Marrant ce contraste entre époque du passé et l'autre futuriste..
RépondreSupprimerQuand tout s'effondre, on revient tjs aux anciens schémas, et on recommence, de manière linéaire :-D
Judicieuse remarque. C'est très souvent une tendance post-apo. Le moyen-age y a sa grande part. Les scénari réinvestissent les mêmes ornières bourbeuses du passé. Hermann, via le graphisme, pousse le lecteur à dénicher, comme en jeu (on y tombe plaisamment dedans comme dans un jeu de piste), les artéfacts d'un monde éteint et via les scénari s'ingénie à montrer que, quoi qu'il soit nécessaire de repenser, l'homme filera toujours vers les mêmes erreurs.
SupprimerJe suis curieux, dans le fil de ton propos, de connaitre les raisons qui ont poussé l'auteur vers un mix western/SF. J'ai quelque part un "Cahier de la Bande Dessinée" special Hermann qui doit bien aborder le problème. A suivre
https://www.youtube.com/watch?v=lq2KOV2yBBY&feature=youtu.be
SupprimerA 5'23" Hermann explique que, désirant se passer de scénariste, il s'inventa son propre monde possible au détour de la découverte qu'il fit du roman de Barjavel, "Ravage". Ce qui explique la genèse de la part SF de Jeremiah.

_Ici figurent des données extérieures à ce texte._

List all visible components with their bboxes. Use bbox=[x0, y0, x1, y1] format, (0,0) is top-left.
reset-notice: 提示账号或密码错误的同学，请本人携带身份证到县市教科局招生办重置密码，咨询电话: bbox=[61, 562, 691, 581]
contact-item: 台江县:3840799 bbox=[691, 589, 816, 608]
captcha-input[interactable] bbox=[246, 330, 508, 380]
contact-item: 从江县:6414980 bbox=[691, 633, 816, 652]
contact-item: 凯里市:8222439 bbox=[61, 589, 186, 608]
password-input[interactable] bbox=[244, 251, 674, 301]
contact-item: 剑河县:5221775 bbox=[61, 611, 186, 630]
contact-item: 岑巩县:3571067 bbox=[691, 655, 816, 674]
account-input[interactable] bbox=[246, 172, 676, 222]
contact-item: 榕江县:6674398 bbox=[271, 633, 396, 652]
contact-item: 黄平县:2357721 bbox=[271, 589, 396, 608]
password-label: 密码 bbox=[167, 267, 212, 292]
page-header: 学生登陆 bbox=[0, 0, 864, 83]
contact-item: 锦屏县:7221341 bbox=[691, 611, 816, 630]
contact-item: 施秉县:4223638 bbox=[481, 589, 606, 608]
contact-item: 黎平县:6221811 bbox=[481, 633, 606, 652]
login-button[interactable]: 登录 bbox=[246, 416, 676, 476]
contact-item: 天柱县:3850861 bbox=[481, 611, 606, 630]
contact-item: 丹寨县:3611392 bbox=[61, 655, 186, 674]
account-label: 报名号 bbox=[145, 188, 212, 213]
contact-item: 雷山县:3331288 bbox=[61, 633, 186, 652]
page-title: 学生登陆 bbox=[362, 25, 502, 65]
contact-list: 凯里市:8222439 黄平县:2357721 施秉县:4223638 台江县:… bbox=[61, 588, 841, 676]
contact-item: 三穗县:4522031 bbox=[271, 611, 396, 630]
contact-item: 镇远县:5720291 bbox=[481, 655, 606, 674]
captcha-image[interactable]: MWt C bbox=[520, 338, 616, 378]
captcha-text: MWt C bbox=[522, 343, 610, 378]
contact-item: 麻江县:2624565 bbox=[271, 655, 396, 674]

Quant au western on entrevoit une continuité graphique de ce qu’il avait su bien rendre jusqu'à présent: la nature, les grands espaces … les hommes neufs qui l'habitent et qui s'y construiront sans manichéisme.
https://www.youtube.com/watch?v=qzJUlL1Ir6o
RépondreSupprimerUn bien beau diaporama (accessoirement bien mis en musique) qui centre tout l'art d'Hermann.